Aufzeichnungen November 1987 bis Juli 1990

Gestern unterwegs

Wie so viele Schriftsteller führt auch Peter Handke meist Notizbücher, Notizhefte, Notizblöcke mit sich. Darin notiert er Beobachtungen, Einfälle und alltägliche Begebnisse und was sich sonst vom Wegesrand auflesen und in Worte verwandeln lässt.

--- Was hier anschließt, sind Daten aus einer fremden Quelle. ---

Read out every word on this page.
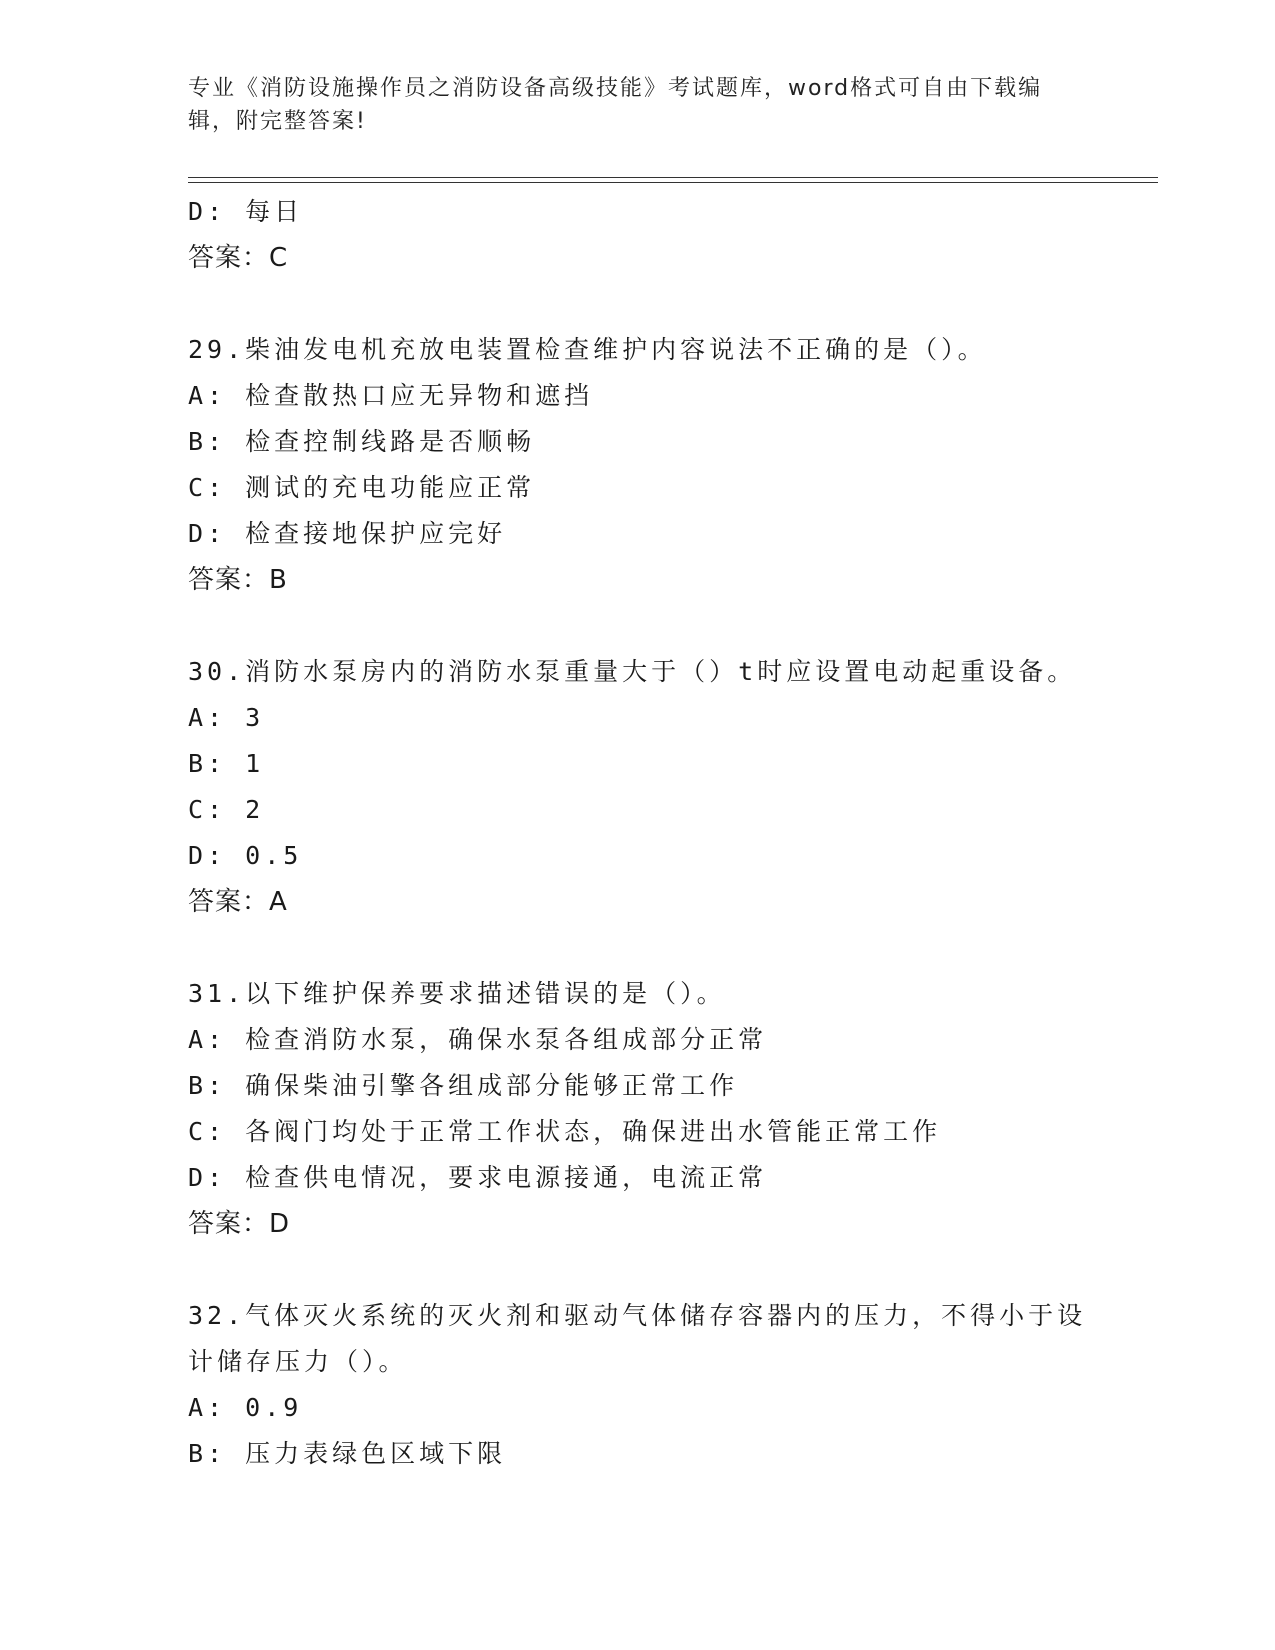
专业《消防设施操作员之消防设备高级技能》考试题库，word格式可自由下载编辑，附完整答案!
D: 每日
答案：C
29.柴油发电机充放电装置检查维护内容说法不正确的是（）。
A: 检查散热口应无异物和遮挡
B: 检查控制线路是否顺畅
C: 测试的充电功能应正常
D: 检查接地保护应完好
答案：B
30.消防水泵房内的消防水泵重量大于（）t时应设置电动起重设备。
A: 3
B: 1
C: 2
D: 0.5
答案：A
31.以下维护保养要求描述错误的是（）。
A: 检查消防水泵，确保水泵各组成部分正常
B: 确保柴油引擎各组成部分能够正常工作
C: 各阀门均处于正常工作状态，确保进出水管能正常工作
D: 检查供电情况，要求电源接通，电流正常
答案：D
32.气体灭火系统的灭火剂和驱动气体储存容器内的压力，不得小于设计储存压力（）。
A: 0.9
B: 压力表绿色区域下限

Handkes Notizen aus den Jahren 1987 bis 1990, genau gesagt, von November 87 bis Juli 90, sind nun in ihrer ursprünglichen, rohen Form als Buch erschienen. Die Aufzeichnungen lassen interessante und oft überraschende Rückschlüsse auf Handkes Arbeitsweise zu: auf die langsame, von vielen Veränderungen, Umstellungen, Revisionen, von Wegen und Umwegen geprägte Entstehung seiner Werke.


Texte, geformt wie Landschaften

Handke, so ist diesen Aufzeichnungen zu entnehmen, schreibt seine Bücher nicht einfach. Romane und Theaterstücke formen sich, vergleichbar mit Landschaften, die den Kräften der Erosion ausgesetzt sind: den formenden Einflüssen von Wind und Regen, von Eis und Schnee, von trockener Hitze oder Überschwemmung. Und das über Jahrtausende hinweg.

Nun gut, Jahrtausende dauert es bei Handke nicht, aber doch oft lang. Schon in den Aufzeichnungen aus den frühen 90er Jahren finden sich etwa erste Notizen zu seinem Don-Juan-Buch, das schließlich 2005 erschien. Eigentlich arbeitete er in jenem Zeitraum an einem Großprojekt mit dem Arbeitstitel "Der Bilderverlust". Aus dem Material dazu wurden schließlich, im Lauf der folgenden 15 Jahre, zwei Bücher: "Mein Jahr in der Niemandsbucht" und eben "Der Bilderverlust".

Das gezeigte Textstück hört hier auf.